In the early 2000s, Merseyside band The Coral shot to success with their experimental mix of sounds, and their music has often been described as a melting pot of psychedelia, indie rock, folk and country, making them difficult to pigeonhole.
Since going solo the band’s guitarist, Bill Ryder-Jones has continued on a diverse path, showcasing his multi-instrumental and songwriting talents as well as producing work by other artists. He’s also composed film scores and sound tracks and lent a musical helping hand to the likes of the Arctic Monkeys. We caught up with Bill for a chat about his career so far, creative influences and future plans.
You started The Coral when you were 13 and the band went on to achieve success and release numerous albums. Did you have any expectations early on of what that band would go on to achieve?
We were in the second year of secondary school when we started. We were never the most ambitious of bands anyway but I think at that age it should be the last thing you’re thinking of.
I remember at that age thinking we weren’t very good at all, and we probably weren’t very good at all then. We worked really hard for a good few years but when I was 16 it was really weird as we worked and worked and then it just went bang and in the space of a week all this stuff was happening.
Since leaving The Coral you seem to have made a transition from being known as a guitarist to a multi-instrumentalist. What has that process been like?
With the band I always played the other instruments as well and I was that anyway. I think the transition was probably more about writing; I didn’t really have the confidence when I was in the band and also with James [Skelly] and Nick [Power] being such great writers there was no need for it really.
From The Coral to your solo material you’ve covered a diverse range of music, from psychedelic rock to orchestral pieces. What are your musical influences?

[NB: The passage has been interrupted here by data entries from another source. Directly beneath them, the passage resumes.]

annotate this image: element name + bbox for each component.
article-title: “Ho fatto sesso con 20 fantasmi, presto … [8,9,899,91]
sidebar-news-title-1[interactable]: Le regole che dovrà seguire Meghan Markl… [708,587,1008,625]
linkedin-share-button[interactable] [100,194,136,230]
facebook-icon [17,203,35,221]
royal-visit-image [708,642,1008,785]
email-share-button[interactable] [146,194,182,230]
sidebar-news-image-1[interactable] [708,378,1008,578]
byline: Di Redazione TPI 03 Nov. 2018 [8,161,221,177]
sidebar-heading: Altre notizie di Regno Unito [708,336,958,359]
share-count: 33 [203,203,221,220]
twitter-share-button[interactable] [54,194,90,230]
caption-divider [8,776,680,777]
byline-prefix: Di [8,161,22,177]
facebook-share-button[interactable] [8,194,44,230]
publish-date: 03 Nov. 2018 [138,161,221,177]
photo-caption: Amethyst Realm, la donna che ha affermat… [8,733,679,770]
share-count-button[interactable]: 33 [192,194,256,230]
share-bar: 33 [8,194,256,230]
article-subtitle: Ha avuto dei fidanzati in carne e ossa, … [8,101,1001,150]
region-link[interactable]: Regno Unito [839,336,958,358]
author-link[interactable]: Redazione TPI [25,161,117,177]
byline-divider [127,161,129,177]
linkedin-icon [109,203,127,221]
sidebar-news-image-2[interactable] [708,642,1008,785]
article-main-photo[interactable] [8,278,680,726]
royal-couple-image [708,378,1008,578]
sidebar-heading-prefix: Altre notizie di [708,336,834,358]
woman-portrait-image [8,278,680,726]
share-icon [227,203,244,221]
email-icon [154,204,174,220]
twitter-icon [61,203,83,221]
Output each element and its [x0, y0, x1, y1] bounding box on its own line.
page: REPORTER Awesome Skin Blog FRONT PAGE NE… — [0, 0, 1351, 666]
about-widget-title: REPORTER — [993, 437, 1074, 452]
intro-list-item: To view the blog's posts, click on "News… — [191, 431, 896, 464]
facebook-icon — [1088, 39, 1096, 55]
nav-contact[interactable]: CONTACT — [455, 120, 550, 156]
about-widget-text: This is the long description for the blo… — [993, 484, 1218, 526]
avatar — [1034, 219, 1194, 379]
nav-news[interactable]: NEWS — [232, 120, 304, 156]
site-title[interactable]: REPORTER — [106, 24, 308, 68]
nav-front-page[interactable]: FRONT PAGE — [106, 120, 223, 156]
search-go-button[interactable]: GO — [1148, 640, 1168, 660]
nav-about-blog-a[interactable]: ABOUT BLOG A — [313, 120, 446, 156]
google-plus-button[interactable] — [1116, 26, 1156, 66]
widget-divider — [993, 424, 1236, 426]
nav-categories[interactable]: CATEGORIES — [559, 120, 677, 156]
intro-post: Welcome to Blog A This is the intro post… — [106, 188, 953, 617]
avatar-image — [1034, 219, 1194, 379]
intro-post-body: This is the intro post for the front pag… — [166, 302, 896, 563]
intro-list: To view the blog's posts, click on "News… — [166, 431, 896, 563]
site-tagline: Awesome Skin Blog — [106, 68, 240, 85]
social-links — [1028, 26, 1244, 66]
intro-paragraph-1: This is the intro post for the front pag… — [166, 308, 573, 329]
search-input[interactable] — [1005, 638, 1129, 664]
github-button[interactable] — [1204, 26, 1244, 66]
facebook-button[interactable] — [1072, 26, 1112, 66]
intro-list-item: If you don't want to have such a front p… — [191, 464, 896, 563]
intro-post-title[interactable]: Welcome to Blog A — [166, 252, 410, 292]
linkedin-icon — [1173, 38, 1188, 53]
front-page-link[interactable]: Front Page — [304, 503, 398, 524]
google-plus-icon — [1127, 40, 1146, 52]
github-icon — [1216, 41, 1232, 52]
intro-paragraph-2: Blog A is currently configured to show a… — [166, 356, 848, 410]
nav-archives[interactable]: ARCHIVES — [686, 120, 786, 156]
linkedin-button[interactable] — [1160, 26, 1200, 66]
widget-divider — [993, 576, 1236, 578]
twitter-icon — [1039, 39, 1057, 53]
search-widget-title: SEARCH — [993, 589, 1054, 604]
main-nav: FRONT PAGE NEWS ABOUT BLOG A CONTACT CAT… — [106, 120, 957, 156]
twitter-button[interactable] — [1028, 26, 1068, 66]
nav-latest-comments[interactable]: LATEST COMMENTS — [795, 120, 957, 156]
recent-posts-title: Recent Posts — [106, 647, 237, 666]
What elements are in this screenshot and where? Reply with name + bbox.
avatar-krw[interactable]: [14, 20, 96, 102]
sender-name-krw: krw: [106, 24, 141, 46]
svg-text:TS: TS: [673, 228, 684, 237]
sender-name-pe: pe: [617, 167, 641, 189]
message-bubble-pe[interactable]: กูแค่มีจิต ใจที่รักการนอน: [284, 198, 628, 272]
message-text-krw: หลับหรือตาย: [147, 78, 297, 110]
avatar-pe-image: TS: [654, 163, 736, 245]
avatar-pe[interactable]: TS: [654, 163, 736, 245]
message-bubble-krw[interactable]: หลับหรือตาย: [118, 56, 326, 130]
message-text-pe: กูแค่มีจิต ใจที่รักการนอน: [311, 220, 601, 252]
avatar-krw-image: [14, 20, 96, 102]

The psychedelic guitar thing tends to be where people start isn’t it, with bands from the 60s, and we just took a shine to more experimental things. With the filmic orchestral thing, the violin was my first instrument before I learned guitar so it was always there and in The Coral we listened to a lot of film scores and always thought of ourselves in that way a little bit. Particularly with the early records we made more soundscapey songs and that maybe fell by the wayside after songs like ‘Dreaming of You’ became popular. I guess in the last three or four years I just got a little bit bored of guitar music and started listening to Classic FM when I was doing the dishes and things and it kind of grows a bit!
You’ve worked on film scores and soundtracks and your album ‘If…’ was created as your soundtrack to a novel. Is interpreting a different story through your music something that particularly appeals to you?
Yeah any chance to make any kind of music that reaches beyond verse and chorus is always going to be interesting to me, I’m a sucker for a bit of a concept. The way I see art in general is that the expression of art is a very simple thing and it’s there for a reason as an outlet, so that would make up for the more poppy, immediate things. The other side of art that I love is the heavy, over-thought stuff. You know, I like fat books that you have to think about and heavy music that takes a lot of time. That’s two different extremes and I don’t really find anything interesting other than extremes.
You’ve worked with some high profile musicians, including the Arctic Monkeys on their latest album, ‘AM’. How did that contribution to their song ‘Fireside’ come about?
I’ve known the boys for years and Al [Alex Turner] had asked me to play on his ‘Submarine’ soundtrack, but it’s one of those things where because they are so high profile it sounds a lot more businessey than it is. It’s actually no different to when my other mates phone and asks if I can play guitar. It’s literally a phone call saying ‘do you want to do this?’ and I go ‘yeah’, and it’s that boring! Actually doing it is great though.
I was in the studio producing a record for someone else when Al phoned and said ‘we’ve got a couple of tunes, do you want to play on them?’. It was ‘I Wanna Be Yours’, ‘Fireside’ and one other but down to time really it could only be ‘Fireside’.
You’ve worked with musicians from across the Liverpool area too. What do you think of the local music scene right now?
I think it’s brilliant at the minute, it’s really exciting. I can’t think of a time when there were as many good things happening. When The Coral was out and all the bands were going round we never used to like being lumbered in with them but I quite like it now, I quite like the thought that maybe I’m helping to pull a few strings. I like working with bands like Bird and By the Sea, and it’s just a nice little community.
There seems to be a lot of good musicians about who just want to play. The thing that you get in Liverpool is that people just want to do it. I ask people to play with me and the last thing we talk about is money.
Are you working on any new material? What are your future plans?
I’m working on a record now. I’ve been in the studio with James Ford working on that.
I’ve got a couple more production jobs coming up too and I’m working with a brilliant artist called MiNNETONKA who’s based up here, she’s a female singer and I’m really loving doing that.
We’re also going to be performing ‘If…’ live in Manchester in October with the Manchester Camerata orchestra and we’re going to try, pending funding, to take it to London or Glasgow or somewhere like that too.